Steve Van Slyke's Reviews > The March of Folly: From Troy to Vietnam
The March of Folly: From Troy to Vietnam
by Barbara W. Tuchman
by Barbara W. Tuchman
I had to skim the sections on the Trojan Horse and the Renaissance Popes. There just seemed to be too much irrelevant detail, not germain to the premise of the book which the author states very clearly. The history of the British loss of the American colonies was much more interesting and stayed closer to the mark with only occasional side trips into extended depth on certain characters. It was interesting because it was my first Revolutionary War history from the perspective of the British government and British people. I knew there were more than a few British that supported the American cause but, for example, I did not realize that the majority of Londoners favored the Americans. In reading about how the US allowed the French to blackmail them into bankrolling their effort to regain their colony in Indochina, it is like reading about an addict that knows he or she is on the road to hell but can't help themselves. Given the panic over the rise and spread of Communism at that time (McCarthy, HUAC, etc.), I wonder if a different set of players (other than Truman, Dulles, Johnson, McNamara, Nixon, etc.) would have taken a path significantly different.
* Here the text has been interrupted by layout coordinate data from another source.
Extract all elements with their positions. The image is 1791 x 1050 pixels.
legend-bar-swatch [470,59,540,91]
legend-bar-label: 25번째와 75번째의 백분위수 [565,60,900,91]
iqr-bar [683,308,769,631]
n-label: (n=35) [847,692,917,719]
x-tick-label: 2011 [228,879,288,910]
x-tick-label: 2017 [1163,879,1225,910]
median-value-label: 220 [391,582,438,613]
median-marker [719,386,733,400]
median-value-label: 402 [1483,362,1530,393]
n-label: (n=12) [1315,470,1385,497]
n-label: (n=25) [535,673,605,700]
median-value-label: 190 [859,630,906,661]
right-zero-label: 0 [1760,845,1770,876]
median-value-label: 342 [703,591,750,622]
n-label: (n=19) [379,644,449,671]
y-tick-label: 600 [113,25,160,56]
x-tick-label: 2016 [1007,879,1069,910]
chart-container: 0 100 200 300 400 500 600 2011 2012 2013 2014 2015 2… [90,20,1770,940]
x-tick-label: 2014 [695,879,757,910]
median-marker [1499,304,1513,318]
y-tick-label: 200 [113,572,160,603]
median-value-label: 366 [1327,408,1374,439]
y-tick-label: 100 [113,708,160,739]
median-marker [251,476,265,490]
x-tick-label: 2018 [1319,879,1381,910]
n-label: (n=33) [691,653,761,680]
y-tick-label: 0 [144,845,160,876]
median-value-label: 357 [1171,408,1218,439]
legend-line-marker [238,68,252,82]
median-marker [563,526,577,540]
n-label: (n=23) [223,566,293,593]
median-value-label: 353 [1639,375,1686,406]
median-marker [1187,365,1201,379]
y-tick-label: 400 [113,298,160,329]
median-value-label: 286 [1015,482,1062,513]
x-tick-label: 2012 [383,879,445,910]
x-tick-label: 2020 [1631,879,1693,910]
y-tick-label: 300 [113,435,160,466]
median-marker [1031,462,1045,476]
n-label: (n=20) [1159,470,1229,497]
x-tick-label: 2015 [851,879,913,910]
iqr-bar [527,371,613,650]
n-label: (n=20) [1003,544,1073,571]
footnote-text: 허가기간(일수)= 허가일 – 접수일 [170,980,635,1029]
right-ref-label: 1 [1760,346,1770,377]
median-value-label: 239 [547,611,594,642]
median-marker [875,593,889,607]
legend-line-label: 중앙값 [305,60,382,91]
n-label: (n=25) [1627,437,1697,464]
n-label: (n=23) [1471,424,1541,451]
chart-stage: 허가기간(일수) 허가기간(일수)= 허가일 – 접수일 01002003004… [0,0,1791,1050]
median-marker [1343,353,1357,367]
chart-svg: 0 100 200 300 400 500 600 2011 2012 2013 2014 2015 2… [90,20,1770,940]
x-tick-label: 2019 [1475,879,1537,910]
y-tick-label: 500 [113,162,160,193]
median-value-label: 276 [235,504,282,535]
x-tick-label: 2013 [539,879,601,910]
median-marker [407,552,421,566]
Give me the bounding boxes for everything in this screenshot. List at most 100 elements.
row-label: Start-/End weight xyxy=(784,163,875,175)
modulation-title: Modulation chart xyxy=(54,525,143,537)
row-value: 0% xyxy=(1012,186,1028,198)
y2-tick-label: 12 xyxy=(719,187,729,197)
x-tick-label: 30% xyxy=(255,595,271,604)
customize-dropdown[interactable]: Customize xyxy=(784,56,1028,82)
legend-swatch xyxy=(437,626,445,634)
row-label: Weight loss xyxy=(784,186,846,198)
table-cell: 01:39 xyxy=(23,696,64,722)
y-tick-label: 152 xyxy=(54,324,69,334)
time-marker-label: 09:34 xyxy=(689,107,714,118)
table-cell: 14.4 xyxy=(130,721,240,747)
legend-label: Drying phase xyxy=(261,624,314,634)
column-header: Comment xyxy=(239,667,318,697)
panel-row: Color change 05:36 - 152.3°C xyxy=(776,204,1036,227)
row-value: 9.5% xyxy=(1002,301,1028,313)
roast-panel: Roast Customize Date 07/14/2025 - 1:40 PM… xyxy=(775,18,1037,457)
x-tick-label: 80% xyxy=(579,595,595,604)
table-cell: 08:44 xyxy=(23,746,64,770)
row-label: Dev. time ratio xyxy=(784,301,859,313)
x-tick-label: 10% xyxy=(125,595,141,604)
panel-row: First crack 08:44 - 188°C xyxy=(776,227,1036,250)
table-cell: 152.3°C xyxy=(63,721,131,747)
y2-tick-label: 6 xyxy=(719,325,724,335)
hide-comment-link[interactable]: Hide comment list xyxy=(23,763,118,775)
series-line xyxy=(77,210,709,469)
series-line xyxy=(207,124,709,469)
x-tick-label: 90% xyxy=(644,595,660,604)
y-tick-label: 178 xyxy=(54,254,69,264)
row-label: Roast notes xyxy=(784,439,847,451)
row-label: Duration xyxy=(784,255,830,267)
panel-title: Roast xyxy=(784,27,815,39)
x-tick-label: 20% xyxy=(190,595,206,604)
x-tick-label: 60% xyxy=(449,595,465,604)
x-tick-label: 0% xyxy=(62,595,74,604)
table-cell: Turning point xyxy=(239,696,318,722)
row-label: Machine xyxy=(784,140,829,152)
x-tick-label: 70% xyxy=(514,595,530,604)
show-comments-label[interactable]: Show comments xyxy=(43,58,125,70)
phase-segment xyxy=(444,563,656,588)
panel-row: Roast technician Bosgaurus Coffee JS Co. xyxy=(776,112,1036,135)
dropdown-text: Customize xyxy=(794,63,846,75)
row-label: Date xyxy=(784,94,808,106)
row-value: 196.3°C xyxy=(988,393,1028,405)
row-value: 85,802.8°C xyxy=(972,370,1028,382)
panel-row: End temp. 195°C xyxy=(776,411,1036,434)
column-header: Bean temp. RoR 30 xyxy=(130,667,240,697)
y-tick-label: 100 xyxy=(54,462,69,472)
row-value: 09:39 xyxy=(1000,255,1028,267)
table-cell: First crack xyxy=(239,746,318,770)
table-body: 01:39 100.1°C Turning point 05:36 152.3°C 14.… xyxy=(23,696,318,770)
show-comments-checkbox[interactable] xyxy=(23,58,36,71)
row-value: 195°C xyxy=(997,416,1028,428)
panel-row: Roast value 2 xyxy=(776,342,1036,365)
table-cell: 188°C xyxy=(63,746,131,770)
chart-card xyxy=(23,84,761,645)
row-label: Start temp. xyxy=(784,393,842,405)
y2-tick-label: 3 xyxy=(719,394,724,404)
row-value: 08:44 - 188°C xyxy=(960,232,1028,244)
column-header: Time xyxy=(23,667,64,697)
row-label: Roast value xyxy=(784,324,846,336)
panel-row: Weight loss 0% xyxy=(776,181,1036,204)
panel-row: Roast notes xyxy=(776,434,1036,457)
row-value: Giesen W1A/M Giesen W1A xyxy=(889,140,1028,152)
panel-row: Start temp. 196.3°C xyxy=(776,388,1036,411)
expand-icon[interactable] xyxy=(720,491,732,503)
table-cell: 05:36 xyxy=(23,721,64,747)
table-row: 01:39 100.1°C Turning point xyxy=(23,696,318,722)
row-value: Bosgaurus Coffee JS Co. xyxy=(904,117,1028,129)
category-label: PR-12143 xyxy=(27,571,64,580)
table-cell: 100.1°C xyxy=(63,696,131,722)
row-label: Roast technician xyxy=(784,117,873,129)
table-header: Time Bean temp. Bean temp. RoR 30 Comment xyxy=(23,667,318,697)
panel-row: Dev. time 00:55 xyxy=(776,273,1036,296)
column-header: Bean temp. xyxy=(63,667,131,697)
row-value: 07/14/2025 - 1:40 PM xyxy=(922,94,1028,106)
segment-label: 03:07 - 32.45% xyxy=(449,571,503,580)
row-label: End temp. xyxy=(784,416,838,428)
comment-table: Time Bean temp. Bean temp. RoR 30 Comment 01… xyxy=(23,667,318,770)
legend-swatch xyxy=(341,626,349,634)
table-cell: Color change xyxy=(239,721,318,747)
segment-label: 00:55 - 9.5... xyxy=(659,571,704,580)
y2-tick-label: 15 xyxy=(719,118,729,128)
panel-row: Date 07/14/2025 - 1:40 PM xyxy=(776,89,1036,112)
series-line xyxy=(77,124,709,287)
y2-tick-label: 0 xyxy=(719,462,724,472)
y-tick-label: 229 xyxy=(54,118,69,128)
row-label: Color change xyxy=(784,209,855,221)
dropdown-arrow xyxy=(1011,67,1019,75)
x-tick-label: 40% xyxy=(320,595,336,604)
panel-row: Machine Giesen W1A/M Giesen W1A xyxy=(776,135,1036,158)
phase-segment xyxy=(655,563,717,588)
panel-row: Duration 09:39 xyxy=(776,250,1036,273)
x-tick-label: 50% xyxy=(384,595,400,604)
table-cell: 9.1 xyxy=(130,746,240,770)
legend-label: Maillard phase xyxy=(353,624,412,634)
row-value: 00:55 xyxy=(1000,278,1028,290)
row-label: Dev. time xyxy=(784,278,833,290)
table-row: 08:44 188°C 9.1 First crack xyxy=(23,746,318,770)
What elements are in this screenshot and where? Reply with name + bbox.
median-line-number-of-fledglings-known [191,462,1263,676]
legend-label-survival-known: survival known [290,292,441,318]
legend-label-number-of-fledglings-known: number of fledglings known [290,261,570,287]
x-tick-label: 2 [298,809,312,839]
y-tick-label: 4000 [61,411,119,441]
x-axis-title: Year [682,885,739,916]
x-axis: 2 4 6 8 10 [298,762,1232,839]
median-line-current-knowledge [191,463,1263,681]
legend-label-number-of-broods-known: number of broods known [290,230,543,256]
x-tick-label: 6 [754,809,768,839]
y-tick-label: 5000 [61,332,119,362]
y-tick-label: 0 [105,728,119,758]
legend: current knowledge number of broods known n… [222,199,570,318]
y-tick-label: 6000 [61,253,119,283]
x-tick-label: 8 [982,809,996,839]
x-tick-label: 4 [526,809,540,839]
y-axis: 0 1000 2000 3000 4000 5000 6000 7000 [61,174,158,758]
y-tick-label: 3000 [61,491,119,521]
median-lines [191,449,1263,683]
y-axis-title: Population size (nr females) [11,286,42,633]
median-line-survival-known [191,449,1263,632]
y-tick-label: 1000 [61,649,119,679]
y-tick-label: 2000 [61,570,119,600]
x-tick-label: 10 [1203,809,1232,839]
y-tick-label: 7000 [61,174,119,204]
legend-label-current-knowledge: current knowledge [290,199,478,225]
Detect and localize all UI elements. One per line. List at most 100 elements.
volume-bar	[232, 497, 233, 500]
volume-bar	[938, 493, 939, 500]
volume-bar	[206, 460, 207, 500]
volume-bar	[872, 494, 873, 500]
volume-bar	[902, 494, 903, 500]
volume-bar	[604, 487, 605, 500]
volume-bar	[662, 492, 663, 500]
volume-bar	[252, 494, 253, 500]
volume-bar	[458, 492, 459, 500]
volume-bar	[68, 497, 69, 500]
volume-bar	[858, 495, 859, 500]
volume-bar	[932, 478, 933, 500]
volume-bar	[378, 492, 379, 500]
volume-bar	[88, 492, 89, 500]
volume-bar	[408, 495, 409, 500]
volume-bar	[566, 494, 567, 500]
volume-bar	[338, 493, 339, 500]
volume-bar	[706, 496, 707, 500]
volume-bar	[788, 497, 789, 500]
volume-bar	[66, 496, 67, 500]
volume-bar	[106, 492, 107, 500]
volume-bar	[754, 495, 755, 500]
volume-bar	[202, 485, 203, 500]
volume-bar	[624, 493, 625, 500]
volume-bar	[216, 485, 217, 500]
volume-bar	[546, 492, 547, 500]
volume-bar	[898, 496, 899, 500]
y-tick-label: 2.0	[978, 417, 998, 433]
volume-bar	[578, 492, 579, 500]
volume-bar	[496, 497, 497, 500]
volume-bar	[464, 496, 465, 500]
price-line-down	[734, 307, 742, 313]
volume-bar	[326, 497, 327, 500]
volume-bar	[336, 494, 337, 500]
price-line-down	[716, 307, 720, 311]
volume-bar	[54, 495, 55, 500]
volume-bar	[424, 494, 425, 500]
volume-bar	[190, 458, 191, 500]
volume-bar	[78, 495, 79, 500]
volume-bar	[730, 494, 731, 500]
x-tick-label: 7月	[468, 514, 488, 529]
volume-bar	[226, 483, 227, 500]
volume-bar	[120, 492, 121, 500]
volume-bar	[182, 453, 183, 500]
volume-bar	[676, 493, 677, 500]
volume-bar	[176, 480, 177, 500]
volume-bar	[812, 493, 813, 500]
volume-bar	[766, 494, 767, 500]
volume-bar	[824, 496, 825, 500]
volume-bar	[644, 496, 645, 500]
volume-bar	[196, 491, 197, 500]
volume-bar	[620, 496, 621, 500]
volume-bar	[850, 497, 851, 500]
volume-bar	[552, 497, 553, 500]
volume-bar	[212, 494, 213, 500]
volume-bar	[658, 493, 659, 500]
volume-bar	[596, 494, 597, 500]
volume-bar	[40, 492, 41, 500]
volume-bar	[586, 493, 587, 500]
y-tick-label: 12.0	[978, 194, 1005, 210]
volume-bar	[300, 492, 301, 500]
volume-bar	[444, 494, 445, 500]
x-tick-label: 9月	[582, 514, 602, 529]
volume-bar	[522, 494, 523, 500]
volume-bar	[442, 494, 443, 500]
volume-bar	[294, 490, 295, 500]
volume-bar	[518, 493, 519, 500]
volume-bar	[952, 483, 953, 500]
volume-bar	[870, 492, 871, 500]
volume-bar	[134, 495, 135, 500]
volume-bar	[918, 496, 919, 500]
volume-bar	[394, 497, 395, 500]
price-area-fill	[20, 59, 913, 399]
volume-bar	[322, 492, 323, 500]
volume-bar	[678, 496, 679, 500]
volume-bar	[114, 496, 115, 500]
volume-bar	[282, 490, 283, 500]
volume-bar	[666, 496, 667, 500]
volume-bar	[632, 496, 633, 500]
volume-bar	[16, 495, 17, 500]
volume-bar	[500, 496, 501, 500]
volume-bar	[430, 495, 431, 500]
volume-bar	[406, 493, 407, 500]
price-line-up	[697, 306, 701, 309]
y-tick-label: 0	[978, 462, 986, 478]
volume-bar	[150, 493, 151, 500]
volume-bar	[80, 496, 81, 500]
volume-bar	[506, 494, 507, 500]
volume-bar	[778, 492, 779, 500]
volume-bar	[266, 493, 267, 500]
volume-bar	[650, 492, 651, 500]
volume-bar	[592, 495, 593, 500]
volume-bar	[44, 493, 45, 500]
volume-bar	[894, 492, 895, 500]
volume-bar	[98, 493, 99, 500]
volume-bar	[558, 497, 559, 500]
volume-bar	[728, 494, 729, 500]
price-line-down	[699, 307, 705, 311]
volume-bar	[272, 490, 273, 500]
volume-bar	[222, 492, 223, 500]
It would have taken an extremely courageous and popular president to have said, "Colonialism is wrong. We will not support the French with equipment, men or money. We support the right of the Vietnamese people to be free and independent even though we strongly disagree with the tenets of Communism." This would have had serious repercussions for our relations with France and probably other European countries. However it might have had an equally positive effect on our relations with Communist countries, China in particular. Perhaps it is time for a new edition retitled "The March of Folly: From Troy to Iraq." Although Tuchman ends on a rather glum note that "we can only muddle on," I wish she had shone the final spotlight on those individuals like Senator Wayne Morse, who stood virtually alone in voting against U.S. involvement in Viet Nam, and Daniel Ellsberg who revealed the Pentagon Papers (upon which her Viet Nam section heavily depends). These two men gave up their careers in order to tell truth to power.